[PATCH] D43776: [SLP] Fix PR36481: vectorize reassociated instructions.

Fri Mar 9 14:44:09 PST 2018

Ayal added inline comments.

================
Comment at: include/llvm/Analysis/LoopAccessAnalysis.h:679
+/// saves the mask for actual memory accesses in program order in
+/// \p SortedIndices as <2,0,1,3>
+bool sortPtrAccesses(ArrayRef<Value *> VL, const DataLayout &DL,
----------------
ABataev wrote:
> Ayal wrote:
> > The usage later and documentation above look for a set of references that are consecutive under some permutation. I.e., w/o gaps. The implementation below allows arbitrary gaps, and does not check for zero gaps, i.e., replicated references.
> > 
> > Would it be better to simply do a Pigeonhole sort, and perhaps call it isPermutedConsecutiveAccess():
> > 1. Scan all references to find the one with minimal address. Bail out if any reference is incomparable with the running min.
> > 2. Scan all references and set SortedIndices[i] = difference(VL[i], Minimum). Bail out if this entry is to be set more than once.
> > 
> > Note: it may be good to support replicated references, say when the gaps are internal to the vector to avoid loading out of bounds. Perhaps add a TODO.
> > 
> > Note: it may be good to have LAA provide some common support for both SLP and LV's InterleaveGroup construction, which share some aspects. Perhaps add a TODO.
> The documentation above does not say anything about consecutive access. It just states, that the pointers are sorted and that's it. I did it on purpose, so later we could reuse this function for masked loads|stores.
> Masked loads are not supported yet, that's why in the SLPVectorizer I added an additional check for the consecutive access.
By "The documentation above" I meant the one example of a[i+2], a[i+0], a[i+1] and a[i+3] which is a permutation of consecutive addresses.

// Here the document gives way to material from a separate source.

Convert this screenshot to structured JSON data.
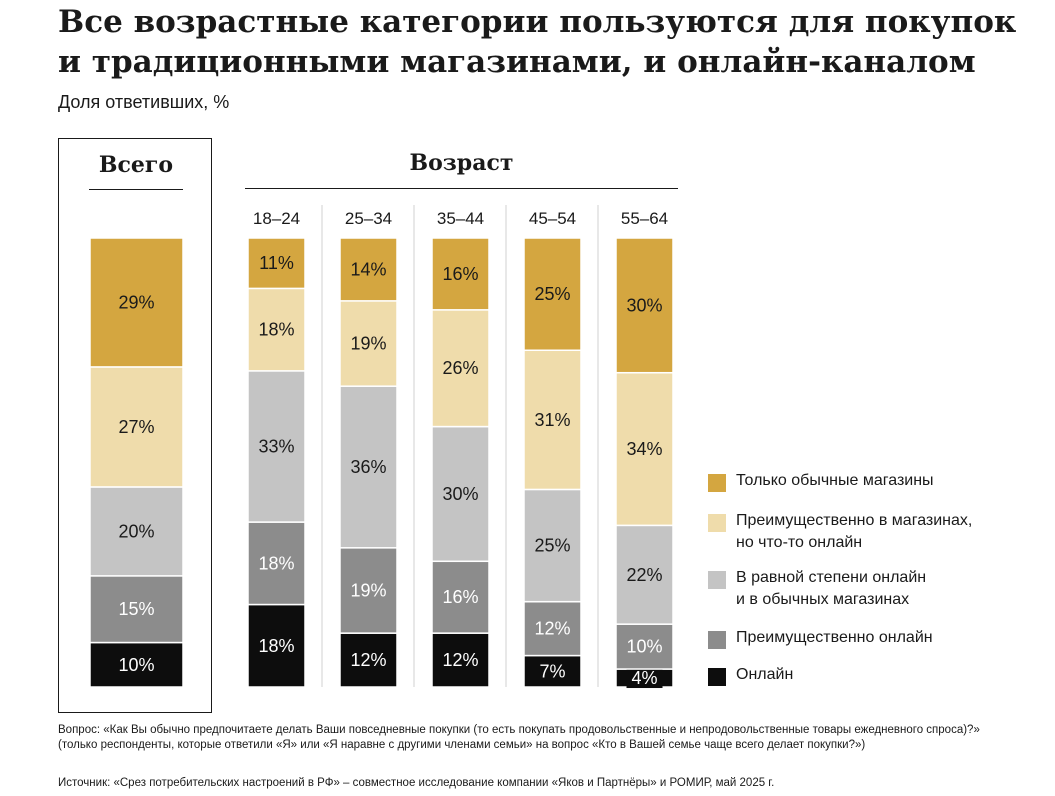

Masked loads and stores (will) also require that all pointers be within range of a single vector, right?

================
Comment at: lib/Analysis/LoopAccessAnalysis.cpp:1113
+    const auto *Diff =
+        dyn_cast<SCEVConstant>(SE.getMinusSCEV(SE.getSCEV(Ptr), Scev0));
+    // The pointers may not have a constant offset from each other, or SCEV
----------------
ABataev wrote:
> Ayal wrote:
> > Use computeConstantDifference() instead of computing it explicitly? It should compare GetUnderlyingObject()'s, if worthwhile, rather than doing so here.
> Tried, it does not work in many cases.
Then that should be fixed, worth opening a PR?

================
Comment at: lib/Transforms/Vectorize/SLPVectorizer.cpp:1229
+  SmallVector<OrdersType, 4> OpOrders;
+  unsigned DirectOrderNum = 0;

----------------
ABataev wrote:
> Ayal wrote:
> > Document what DirectOrderNum counts and/or have a more self-explanatory name similar to the original one, e.g., `NumOpsWantToKeepOriginalOrder`
> > 
> > Can add that `NumOpsWantToKeepOriginalOrder` holds the count for the identity permutation, instead of holding this count inside `NumOpsWantsToKeepOrder` along with all other permutations.
> I don't want to add the new entry for operations, that do not require reordering. I'd better the code in another way.
Understood; suggested before to simply **document** that one could alternatively hold the count for the identity permutation inside `NumOpsWantsToKeepOrder` map, but we're instead keeping it outside using `NumOpsWantToKeepOriginalOrder` counter.

================
Comment at: lib/Transforms/Vectorize/SLPVectorizer.cpp:1581
     case Instruction::ExtractElement: {
-      bool Reuse = canReuseExtract(VL, VL0);
+      OrdersType BestOrder;
+      bool Reuse = canReuseExtract(VL, VL0, BestOrder);
----------------
ABataev wrote:
> Ayal wrote:
> > BestOrder >> CurrentOrder?
> I think it does not matter because the current order is the best order.
The current order may not be the best order, the first time the tree is built, right?

================
Comment at: lib/Transforms/Vectorize/SLPVectorizer.cpp:2029
+    }
+    Optional<unsigned> Idx = matchExtractIndex(Inst, I, Inst->getOpcode());
+    if (Idx.hasValue()) {
----------------
ABataev wrote:
> Ayal wrote:
> > Can simplify by checking if BestOrder is the identify permutation at the end, as done at the end of sortPtrAccesses(); using `getExtractIndex(Inst)` which returns Idx even if it's equal to I. Better rename BestOrder here too. 
> Check the boolean flag is faster than to perform N comparisons. That's why I'd prefer to leave it as is.
Right; it could simplify the code though, and N is usually very small.

================
Comment at: lib/Transforms/Vectorize/SLPVectorizer.cpp:1621
+        newTreeEntry(VL, /*Vectorized=*/true, UserTreeIdx, ReuseShuffleIndicies,
+                     I->getFirst());
+        return;
----------------
Very good, thanks.
Can `CurrentOrder` be used instead of `I->getFirst()`? 
Can `++NumOpsWantToKeepOrder[CurrentOrder]` work? After all the trouble...

================
Comment at: lib/Transforms/Vectorize/SLPVectorizer.cpp:3027
+  const unsigned E = Indices.size();
+  Mask.resize(Indices.size());
+  for (unsigned I = 0; I < E; ++I)
----------------
May as well use `E` when resizing `Mask`.

================
Comment at: lib/Transforms/Vectorize/SLPVectorizer.cpp:3358
+        for (unsigned I = 0, End = E->Scalars.size(); I < End; ++I)
+          Mask[E->ReorderIndices[I]] = I;
+        V = Builder.CreateShuffleVector(V, UndefValue::get(V->getType()),
----------------
Another inversePermutation?

================
Comment at: lib/Transforms/Vectorize/SLPVectorizer.cpp:5693
+        SmallVector<Value *, 4> ReorderedOps;
+        ReorderedOps.reserve(VL.size());
+        for (const unsigned Idx : *Order)
----------------
Fold by feeding the constructor with the size.

Repository:
  rL LLVM

https://reviews.llvm.org/D43776